A desilusão do divã.
Eu sinto-me na obrigação de falar deste último livro que li. Nem é bem obrigação, é mais uma necessidade que me consome, esta de ter de partilhar a minha surpresa com este livro.
Para os mais distraídos (não vos condeno!), o livro que estava a ler (terminei ontem) foi Os pacientes de Freud de Mikkel Borch-Jacobsen. Não é que eu seja muito freudiana ou até apologista desta vertente da psicanálise ou psicodinâmica, mas o Freud é um nome histórico, é muito mais do que um vulto da psicologia, ele estende-se a muitas outras áreas e ocupou um lugar sólido na história do século XIX/XX. Portanto, a curiosidade sobre este senhor estava activada e ainda subiu de nível quando entendi que o livro contava cerca de 32 casos clínicos, muitos deles escritos pelo próprio Freud (mas com outros nomes, para proteger os envolvidos) ao longo da sua carreira. A questão é que uma coisa é ler os casos pela escrita do próprio psicanalista, outra é descobrir quem foram, realmente, estas pessoas e quais eram as suas histórias e o que as levou até ao divã.
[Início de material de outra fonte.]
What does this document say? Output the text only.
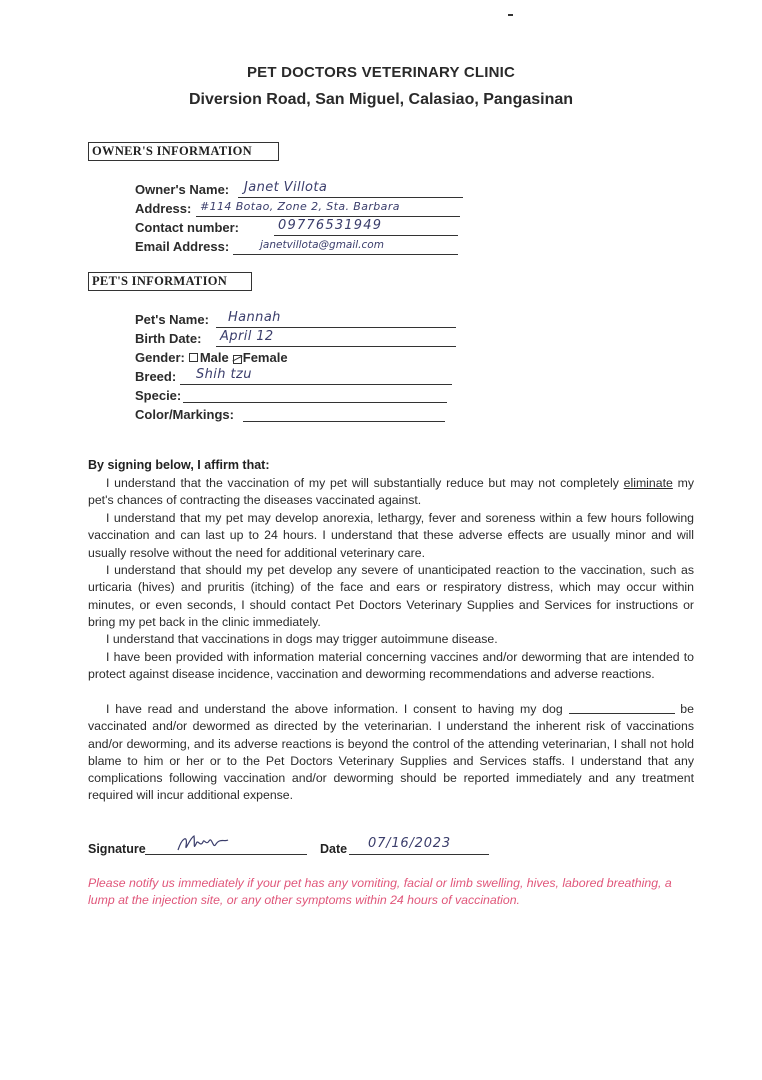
PET DOCTORS VETERINARY CLINIC
Diversion Road, San Miguel, Calasiao, Pangasinan
OWNER'S INFORMATION
Owner's Name: Janet Villota
Address: #114 Botao, Zone 2, Sta. Barbara
Contact number:	09776531949
Email Address:	janetvillota@gmail.com
PET'S INFORMATION
Pet's Name: Hannah
Birth Date: April 12
Gender: Male Female
Breed: Shih tzu
Specie:
Color/Markings:
By signing below, I affirm that:
I understand that the vaccination of my pet will substantially reduce but may not completely eliminate my pet's chances of contracting the diseases vaccinated against.
I understand that my pet may develop anorexia, lethargy, fever and soreness within a few hours following vaccination and can last up to 24 hours. I understand that these adverse effects are usually minor and will usually resolve without the need for additional veterinary care.
I understand that should my pet develop any severe of unanticipated reaction to the vaccination, such as urticaria (hives) and pruritis (itching) of the face and ears or respiratory distress, which may occur within minutes, or even seconds, I should contact Pet Doctors Veterinary Supplies and Services for instructions or bring my pet back in the clinic immediately.
I understand that vaccinations in dogs may trigger autoimmune disease.
I have been provided with information material concerning vaccines and/or deworming that are intended to protect against disease incidence, vaccination and deworming recommendations and adverse reactions.
I have read and understand the above information. I consent to having my dog	be vaccinated and/or dewormed as directed by the veterinarian. I understand the inherent risk of vaccinations and/or deworming, and its adverse reactions is beyond the control of the attending veterinarian, I shall not hold blame to him or her or to the Pet Doctors Veterinary Supplies and Services staffs. I understand that any complications following vaccination and/or deworming should be reported immediately and any treatment required will incur additional expense.
Signature	Date 07/16/2023
Please notify us immediately if your pet has any vomiting, facial or limb swelling, hives, labored breathing, a lump at the injection site, or any other symptoms within 24 hours of vaccination.
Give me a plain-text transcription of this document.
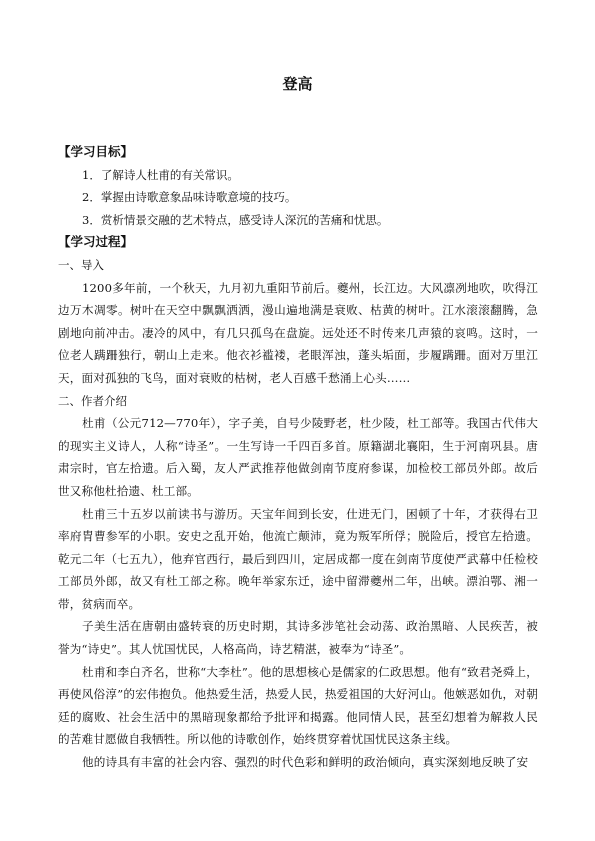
登高
【学习目标】
1．了解诗人杜甫的有关常识。
2．掌握由诗歌意象品味诗歌意境的技巧。
3．赏析情景交融的艺术特点，感受诗人深沉的苦痛和忧思。
【学习过程】
一、导入

1200多年前，一个秋天，九月初九重阳节前后。夔州，长江边。大风凛冽地吹，吹得江边万木凋零。树叶在天空中飘飘洒洒，漫山遍地满是衰败、枯黄的树叶。江水滚滚翻腾，急剧地向前冲击。凄冷的风中，有几只孤鸟在盘旋。远处还不时传来几声猿的哀鸣。这时，一位老人蹒跚独行，朝山上走来。他衣衫褴褛，老眼浑浊，蓬头垢面，步履蹒跚。面对万里江天，面对孤独的飞鸟，面对衰败的枯树，老人百感千愁涌上心头……

二、作者介绍

杜甫（公元712—770年），字子美，自号少陵野老，杜少陵，杜工部等。我国古代伟大的现实主义诗人，人称“诗圣”。一生写诗一千四百多首。原籍湖北襄阳，生于河南巩县。唐肃宗时，官左拾遗。后入蜀，友人严武推荐他做剑南节度府参谋，加检校工部员外郎。故后世又称他杜拾遗、杜工部。

杜甫三十五岁以前读书与游历。天宝年间到长安，仕进无门，困顿了十年，才获得右卫率府胄曹参军的小职。安史之乱开始，他流亡颠沛，竟为叛军所俘；脱险后，授官左拾遗。乾元二年（七五九），他弃官西行，最后到四川，定居成都一度在剑南节度使严武幕中任检校工部员外郎，故又有杜工部之称。晚年举家东迁，途中留滞夔州二年，出峡。漂泊鄂、湘一带，贫病而卒。

子美生活在唐朝由盛转衰的历史时期，其诗多涉笔社会动荡、政治黑暗、人民疾苦，被誉为“诗史”。其人忧国忧民，人格高尚，诗艺精湛，被奉为“诗圣”。

杜甫和李白齐名，世称“大李杜”。他的思想核心是儒家的仁政思想。他有“致君尧舜上，再使风俗淳”的宏伟抱负。他热爱生活，热爱人民，热爱祖国的大好河山。他嫉恶如仇，对朝廷的腐败、社会生活中的黑暗现象都给予批评和揭露。他同情人民，甚至幻想着为解救人民的苦难甘愿做自我牺牲。所以他的诗歌创作，始终贯穿着忧国忧民这条主线。

他的诗具有丰富的社会内容、强烈的时代色彩和鲜明的政治倾向，真实深刻地反映了安
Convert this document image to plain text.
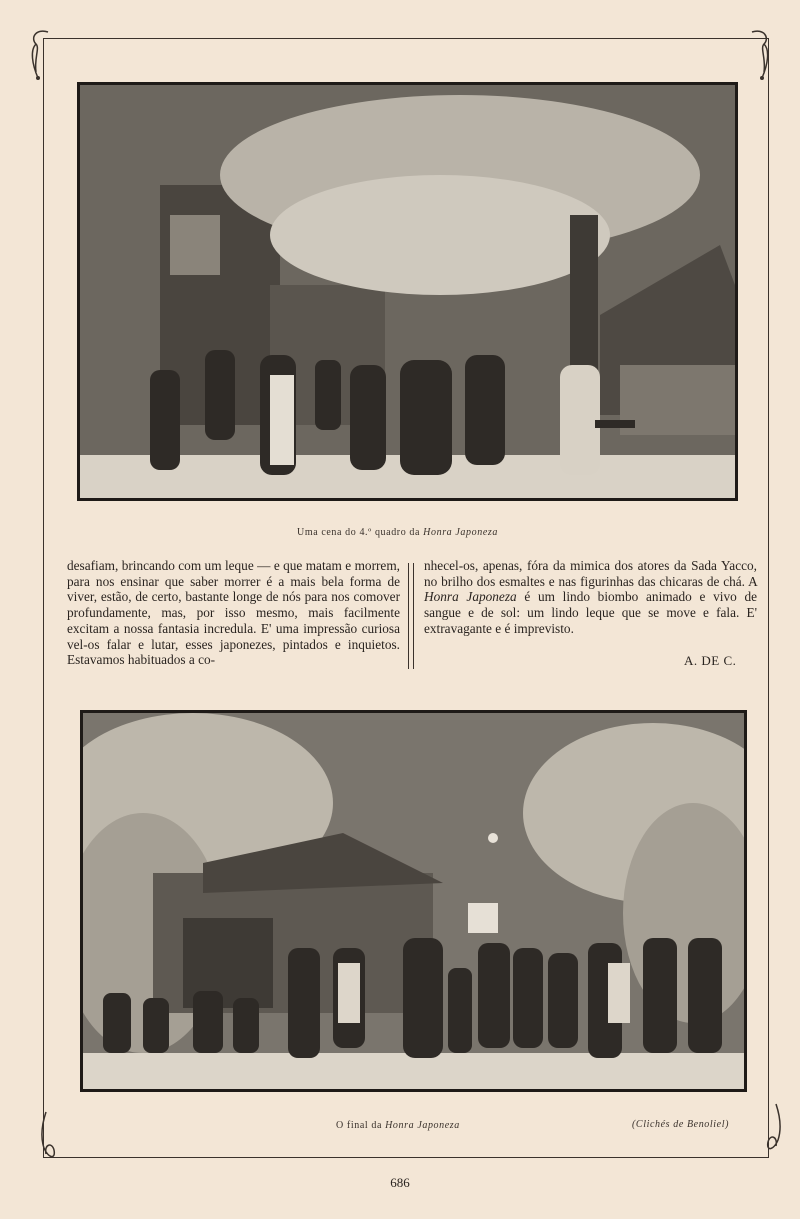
Uma cena do 4.º quadro da Honra Japoneza

desafiam, brincando com um leque — e que matam e morrem, para nos ensinar que saber morrer é a mais bela forma de viver, estão, de certo, bastante longe de nós para nos comover profundamente, mas, por isso mesmo, mais facilmente excitam a nossa fantasia incredula. E' uma impressão curiosa vel-os falar e lutar, esses japonezes, pintados e inquietos. Estavamos habituados a co-

nhecel-os, apenas, fóra da mimica dos atores da Sada Yacco, no brilho dos esmaltes e nas figurinhas das chicaras de chá. A Honra Japoneza é um lindo biombo animado e vivo de sangue e de sol: um lindo leque que se move e fala. E' extravagante e é imprevisto.

A. DE C.
O final da Honra Japoneza	(Clichés de Benoliel)
686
Eu, como adoro esta viagem pela vida dos outros e adoro uma boa narrativa, amarrei no livro (cerca de 10€, na Fnac) e só parei quando cheguei ao último caso.
Bem, posso dizer-vos que toda esta leitura é uma chapada na cara. Por vários motivos, meus caros. O primeiro, e mais flagrante a meu ver, é descobrir que o senhor Sigmund Freud foi autor de muitas asneiradas e que, muitas delas, arruinaram a vida de muitos pacientes ou, pelo menos, não curaram e agravaram os seus problemas. Mas coisas a sério, desde pacientes ficarem viciados em cocaína e outros a ficarem com o rosto desfigurado (por cirurgias que ele recomendava pois, no seu entender, resolviam as ditas neuroses). Todo o livro é um rol de histórias em que nos deparamos mais vezes com a "monstruosidade" e ficção da psicanálise do que propriamente com a genialidade do seu autor e desta vertente da psicologia. Depois, ficamos a perceber que existia todo um jogo de interesses, muito poucos éticos, entre os ditos membros da sociedade vienense psicanalítica. Desde casos com pacientes a tratar parentes directos (como os próprios filhos), era o vale tudo. Além disso, também ficamos com um retrato muito curioso de Viena do século XIX/inícios séc. XX, pois isto da psicanálise era cura que só podia ser desembolsada por gente com riqueza e património. A quantidade de novos e velhos ricos que sofriam da alma era elevadíssima! Desde problemas de origem mais genética/biológica a problemas de existência, há de tudo. E há, infelizmente, muitos relatos da incoerência das interpretações de Freud, da dissimulação do mesmo face aos escritos dos casos (por exemplo, casos que terminaram em insucesso e o Freud escreveu-os como o maior êxito), da falta de empirismo da psicanálise, entre outros.
Eu achei uma leitura deliciosa, confesso. Fez-me questionar muito sobre esta grande personalidade, sobre toda a abordagem psicanalítica, mas deu-me a conhecer 32 pessoas, as suas famílias, as suas histórias, as suas relações e o que as atormentava e preocupava. Algumas coisas foram chocantes e ter conhecimento das mesmas faz-me compreender a necessidade de sermos críticos, de não nos deixarmos levar pela palavra da autoridade quando não nos faz muito sentido (isto porque, alguns pacientes ficavam a pensar que tinham determinadas memórias atrozes, porque o Freud basicamente as criava e interpretava a situação do sujeito a partir dessa memória inexistente e irreal).
Aconselho a quem gosta deste tipo de leitura e quem gosta de se surpreender, mas sei que não é o livro mais apaixonante à face da terra. No entanto, amigos, se gostam de uma boa novela mexicana, este livro não vos vai desiludir, porque o pessoal de Viena daquela época vivia a vida num outro plano, com muitas emoções à mistura!